The general position problem in graphs seeks the largest set of vertices such that no three vertices lie on a common geodesic. Its counting refinement, the general position polynomial $ψ(G)$, asks for all such possible sets. In this paper, We describe general position sets for several classes of graphs and provide explicit formulas for the general position polynomials of complete multipartite graphs. We specialize to balanced complete multipartite graphs and show that for part size $r\le 4$, the polynomial $ψ(K_{r,\dots,r})$ is log-concave and unimodal for all numbers of parts, while for larger $r$, counterexamples show that these properties fail. Finally, we analyze the corona $G\circ K_1$ and prove that unimodality of $ψ(G)$ is retained for numerous natural classes (paths, edgeless graphs, combs). This contributes to an open problem, but the general case remains unknown. Our findings support the parallel between general position polynomials and classical position-type parameters, and identify balanced multipartite graphs and coronas as promising testbeds for additional research.
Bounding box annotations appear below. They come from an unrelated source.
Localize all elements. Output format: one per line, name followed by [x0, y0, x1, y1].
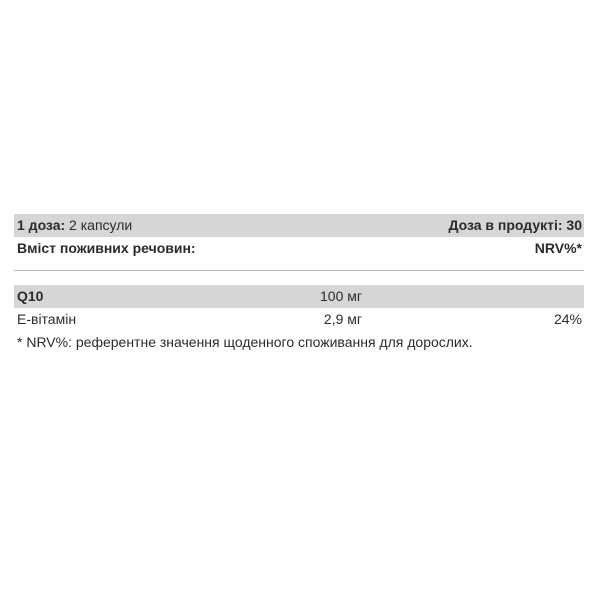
- nutrition-facts-panel: [14, 214, 584, 354]
- dose-info: [17, 214, 132, 237]
- nutrient-content-title: Вміст поживних речовин:: [17, 240, 196, 256]
- divider-line: [14, 270, 584, 271]
- dose-label: 1 доза:: [17, 217, 66, 233]
- nutrient-amount: 100 мг: [320, 288, 362, 304]
- nutrient-row: [14, 308, 584, 331]
- nutrient-name: E-вітамін: [17, 311, 77, 327]
- nutrient-nrv: 24%: [553, 311, 582, 327]
- nrv-footnote: * NRV%: референтне значення щоденного споживання для дорослих.: [17, 334, 473, 350]
- nrv-column-header: NRV%*: [534, 240, 582, 256]
- nutrient-amount: 2,9 мг: [323, 311, 362, 327]
- dose-header-row: [14, 214, 584, 237]
- nutrient-name: Q10: [17, 288, 44, 304]
- nutrient-row: [14, 285, 584, 308]
- servings-per-container: Доза в продукті: 30: [448, 217, 582, 233]
- dose-value: 2 капсули: [69, 217, 133, 233]
- nutrient-content-header-row: [14, 237, 584, 260]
翻译：图论中的一般位置问题旨在寻找最大的顶点集，使得其中任意三个顶点不共处于同一条测地线上。其计数精化形式——一般位置多项式ψ(G)则枚举所有此类可能的集合。本文描述了若干图类的一般位置集，并给出了完全多部图的一般位置多项式显式公式。我们聚焦于平衡完全多部图，证明当部规模r≤4时，多项式ψ(K_{r,…,r})对所有部数均满足对数凹性与单峰性；而对于更大的r，反例表明这些性质不成立。最后，我们分析冠图G∘K₁，证明对于许多自然图类（道路图、无边图、梳齿图），ψ(G)的单峰性得以保持。这为开放问题提供了新线索，但一般情形仍悬而未决。我们的发现支持了一般位置多项式与经典位置型参数之间的平行关系，并指出平衡完全多部图和冠图可作为进一步研究的重要测试平台。